Maria Kunz, who operates a home health care business in Skokie, resigned as the chief executive officer of Union Group in November, and she will be replaced by Alex Blyumkin, an entrepreneur who has invested in the energy and health care industries for the past 25 years, Vincent said.

Napolitano’s chief of staff Chris Vittorio said that the board’s approval of Union Group’s request came as surprise given the confusion at the hearing about who was the company’s principal owner. Vittorio said that it took Union Group’s representatives about 10 minutes to announce Blyumkin’s takeover of the company after board chairman Jonathan Swain asked that the company’s chief executive address the board.
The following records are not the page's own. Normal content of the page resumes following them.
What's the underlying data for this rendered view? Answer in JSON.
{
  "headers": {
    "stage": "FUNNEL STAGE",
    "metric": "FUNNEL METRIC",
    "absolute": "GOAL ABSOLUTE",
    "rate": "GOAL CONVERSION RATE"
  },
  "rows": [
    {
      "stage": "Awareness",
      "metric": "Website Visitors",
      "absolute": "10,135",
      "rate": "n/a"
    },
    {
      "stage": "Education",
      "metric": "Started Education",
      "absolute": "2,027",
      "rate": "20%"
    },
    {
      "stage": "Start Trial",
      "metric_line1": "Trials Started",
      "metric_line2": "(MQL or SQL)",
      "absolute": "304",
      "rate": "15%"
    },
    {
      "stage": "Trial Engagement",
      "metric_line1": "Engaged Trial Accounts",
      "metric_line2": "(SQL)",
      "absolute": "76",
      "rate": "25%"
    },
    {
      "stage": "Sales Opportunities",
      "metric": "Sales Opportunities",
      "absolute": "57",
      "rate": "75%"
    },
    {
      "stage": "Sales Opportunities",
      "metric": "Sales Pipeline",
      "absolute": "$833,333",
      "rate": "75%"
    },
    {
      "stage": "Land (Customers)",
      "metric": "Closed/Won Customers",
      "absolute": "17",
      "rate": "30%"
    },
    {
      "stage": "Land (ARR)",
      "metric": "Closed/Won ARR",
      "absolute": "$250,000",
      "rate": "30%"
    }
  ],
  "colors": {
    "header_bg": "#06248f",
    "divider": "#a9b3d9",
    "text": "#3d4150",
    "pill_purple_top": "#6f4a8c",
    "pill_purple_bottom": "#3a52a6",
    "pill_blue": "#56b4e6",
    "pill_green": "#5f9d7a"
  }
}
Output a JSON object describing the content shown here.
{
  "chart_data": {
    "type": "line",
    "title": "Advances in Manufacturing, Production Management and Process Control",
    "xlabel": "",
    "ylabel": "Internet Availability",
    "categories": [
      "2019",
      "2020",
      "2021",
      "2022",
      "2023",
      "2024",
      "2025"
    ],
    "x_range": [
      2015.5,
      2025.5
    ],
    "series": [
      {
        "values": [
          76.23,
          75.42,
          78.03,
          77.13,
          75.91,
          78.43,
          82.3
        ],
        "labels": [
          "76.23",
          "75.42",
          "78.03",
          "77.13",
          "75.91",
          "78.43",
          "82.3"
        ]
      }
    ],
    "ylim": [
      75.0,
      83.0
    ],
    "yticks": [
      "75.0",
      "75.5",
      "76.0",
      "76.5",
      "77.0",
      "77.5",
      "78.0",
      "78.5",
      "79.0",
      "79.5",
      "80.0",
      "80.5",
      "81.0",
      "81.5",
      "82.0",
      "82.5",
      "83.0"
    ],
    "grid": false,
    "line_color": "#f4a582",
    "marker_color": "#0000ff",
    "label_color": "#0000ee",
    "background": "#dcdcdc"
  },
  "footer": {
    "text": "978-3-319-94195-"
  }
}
Vittorio said that Napolitano is "livid" that the board approved the proposal. He said that the alderman is seeking to determine if the change in chief executive officers was made in accordance with state law and that an appeal of the board’s decision is being considered.

The state regulation department requires that a change in a principal officer of a medical marijuana company be reported to the state, and Blyumkin will have to undergo a background check, Horstman said. The state approved a medical marijuana license for Union Group last winter, but it was contingent on the zoning board issuing a special use permit.

Vittorio said that nearly 75 percent of ward residents who were polled on Union Group’s proposal opposed the project. He said that concerns have been expressed that the location of the dispensary is not appropriate because children often are present at Caldwell Woods, which is across Milwaukee Avenue from the site.

Vincent said that the company has had a successful online petition drive in support of the project and that the group’s Facebook page features several pleas from township residents about the importance of having legal and safe access to medical marijuana.

Union Group plans to sponsor off-site educational seminars in an effort to promote wellness in the community and to educate individuals on the responsible use of marijuana for medical purposes. Four percent of the company’s profits will be donated to local nonprofit organizations even though there is no requirement to do so under state law, Vincent said.

Plans call for the dispensary to be open from 8 a.m. to 6 p.m. seven days a week and to have 10 full-time employees. Armed guards will be present during deliveries to the dispensary and during customer transactions, according to the company’s Web site.

In a related matter, the state health department is accepting petitions in support of adding debilitating medical conditions or diseases to the current list of ailments which patients must have in order to be eligible for the medical marijuana program. The state’s Medical Cannabis Advisory Board is expected to consider petitions twice a year.

Some of the 39 conditions and diseases which are covered under the law are cancer, AIDS, glaucoma, hepatitis C, Crohn’s disease, hydromyelia, Lupus and Parkinson’s.

In October the advisory board recommended that eight conditions, including post-traumatic stress syndrome, autism and irritable bowel syndrome, be added to the list, but the state is not yet accepting medical marijuana applications from patients with those conditions.